Earlier today while reading through the Zend Framework 1.6 RC1 release notes I've come across an interesting bug that has been fixed: [ZF-3382] Zend_Cache_Backend_File problems under very high load.

There are a lot of things to say about this issue. The obvious ones first:
1. Under typical operation such as opening, locking, reading/writing, and then closing a file you should never need to unlock a file explicitly since fclose() implicitly unlocks a file. Calling flock(LOCK_UN) explicitly merely introduces a potential race condition between the lock release and file close. And it'll be (very) hard to debug.
2. PHP's fopen() has a bug when using "wb" (overwrite in binary mode). Instead, "ab+" (append in binary mode) followed by a fseek(0) and truncate(0) eliminates another potential race problem. Roof Top Solutions has an article on this.

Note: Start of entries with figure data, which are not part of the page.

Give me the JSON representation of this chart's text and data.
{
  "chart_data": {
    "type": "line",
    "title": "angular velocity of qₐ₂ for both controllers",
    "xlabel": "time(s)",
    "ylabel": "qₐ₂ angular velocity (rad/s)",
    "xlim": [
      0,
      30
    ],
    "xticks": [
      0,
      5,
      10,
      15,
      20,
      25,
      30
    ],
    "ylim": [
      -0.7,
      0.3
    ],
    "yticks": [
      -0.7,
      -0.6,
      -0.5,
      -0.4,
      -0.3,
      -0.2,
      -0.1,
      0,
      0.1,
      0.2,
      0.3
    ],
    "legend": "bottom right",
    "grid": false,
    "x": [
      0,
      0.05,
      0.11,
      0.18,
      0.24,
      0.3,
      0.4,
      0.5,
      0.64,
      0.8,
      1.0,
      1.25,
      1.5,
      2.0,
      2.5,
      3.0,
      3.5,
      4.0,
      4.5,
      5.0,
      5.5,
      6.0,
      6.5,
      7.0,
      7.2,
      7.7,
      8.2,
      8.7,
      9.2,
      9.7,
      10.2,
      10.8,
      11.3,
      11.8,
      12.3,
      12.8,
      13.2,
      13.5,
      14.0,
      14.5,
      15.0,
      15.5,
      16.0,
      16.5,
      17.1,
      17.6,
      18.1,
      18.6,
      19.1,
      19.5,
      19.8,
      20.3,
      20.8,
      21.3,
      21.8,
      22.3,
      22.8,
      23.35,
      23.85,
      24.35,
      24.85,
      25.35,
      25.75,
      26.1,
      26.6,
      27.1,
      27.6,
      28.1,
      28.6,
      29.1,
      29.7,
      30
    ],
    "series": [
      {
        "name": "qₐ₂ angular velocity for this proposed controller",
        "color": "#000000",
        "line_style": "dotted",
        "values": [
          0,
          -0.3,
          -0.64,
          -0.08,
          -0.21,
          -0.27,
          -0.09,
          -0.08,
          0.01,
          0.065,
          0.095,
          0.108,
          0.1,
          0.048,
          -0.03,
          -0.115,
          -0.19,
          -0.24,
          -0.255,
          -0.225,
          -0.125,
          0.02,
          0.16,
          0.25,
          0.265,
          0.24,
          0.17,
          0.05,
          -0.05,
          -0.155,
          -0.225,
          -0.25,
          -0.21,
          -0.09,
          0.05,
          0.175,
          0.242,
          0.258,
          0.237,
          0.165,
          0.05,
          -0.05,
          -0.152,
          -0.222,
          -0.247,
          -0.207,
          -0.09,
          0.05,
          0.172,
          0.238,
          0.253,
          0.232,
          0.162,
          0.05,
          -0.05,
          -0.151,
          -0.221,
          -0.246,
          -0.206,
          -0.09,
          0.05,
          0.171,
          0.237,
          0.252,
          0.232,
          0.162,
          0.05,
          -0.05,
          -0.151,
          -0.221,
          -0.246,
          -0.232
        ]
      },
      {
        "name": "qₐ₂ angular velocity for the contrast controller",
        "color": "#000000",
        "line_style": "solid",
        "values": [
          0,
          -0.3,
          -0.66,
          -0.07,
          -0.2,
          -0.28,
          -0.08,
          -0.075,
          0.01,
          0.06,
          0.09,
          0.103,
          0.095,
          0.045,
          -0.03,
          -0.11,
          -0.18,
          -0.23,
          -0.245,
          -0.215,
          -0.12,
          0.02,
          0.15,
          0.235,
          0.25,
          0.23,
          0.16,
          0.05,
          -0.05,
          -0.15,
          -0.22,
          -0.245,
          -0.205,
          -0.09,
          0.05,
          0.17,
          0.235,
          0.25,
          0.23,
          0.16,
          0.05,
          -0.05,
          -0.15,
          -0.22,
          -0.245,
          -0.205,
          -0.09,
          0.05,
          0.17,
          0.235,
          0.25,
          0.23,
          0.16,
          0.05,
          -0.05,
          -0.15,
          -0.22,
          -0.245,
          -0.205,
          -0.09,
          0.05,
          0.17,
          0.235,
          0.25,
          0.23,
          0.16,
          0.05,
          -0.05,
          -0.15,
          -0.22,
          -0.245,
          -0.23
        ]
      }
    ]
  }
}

Honestly, these types of bugs are of the worst kind particularly because they're rather hard to identify. The buggy code runs and seems fine, but will fail when you need it the most; under high loads, such as when you're on digg, slashdot, or any other large site that sends massive amounts of traffic your way. Suddenly, instead of helping your site scale, it causes your web application to thrash while the cache files are getting clobbered and trampled on.

Now imagine this is an issue with your in-house component that you have to solve by yourself. First it would have to be isolated and identified because the big picture is just that your application crumbles under high load — "even with all the caching that it's doing. Not sure what's going on", might be the first thought. I know that it would take me quite some time to actually narrow it down to the caching layer, create stress tests, experiment with various backends to see if, say, using memcache vs. files would fix the issue. And that's just identifying the problem. When it comes to fixing it, not explicitly unlocking isn't too hard to figure out, but the issue with fopen() in "wb" mode? That would have taken a while. Case in point; looking at the issue ticket, it was created June 4 and resolved on June 26, and judging by the notes, largely due to the efforts of Cody Pisto, who spent his afternoon on June 25 identifying the problems and creating a patch for this tricky issue.

Furthermore, this is a great example of the benefits gained from the Zend Framework (and other open source frameworks and components). In buzzwordy marketing lingo: It's a time and battle tested feature rich platform of loosely coupled components that you can mix and match as you please, and it only gets better as its adoption rate increases.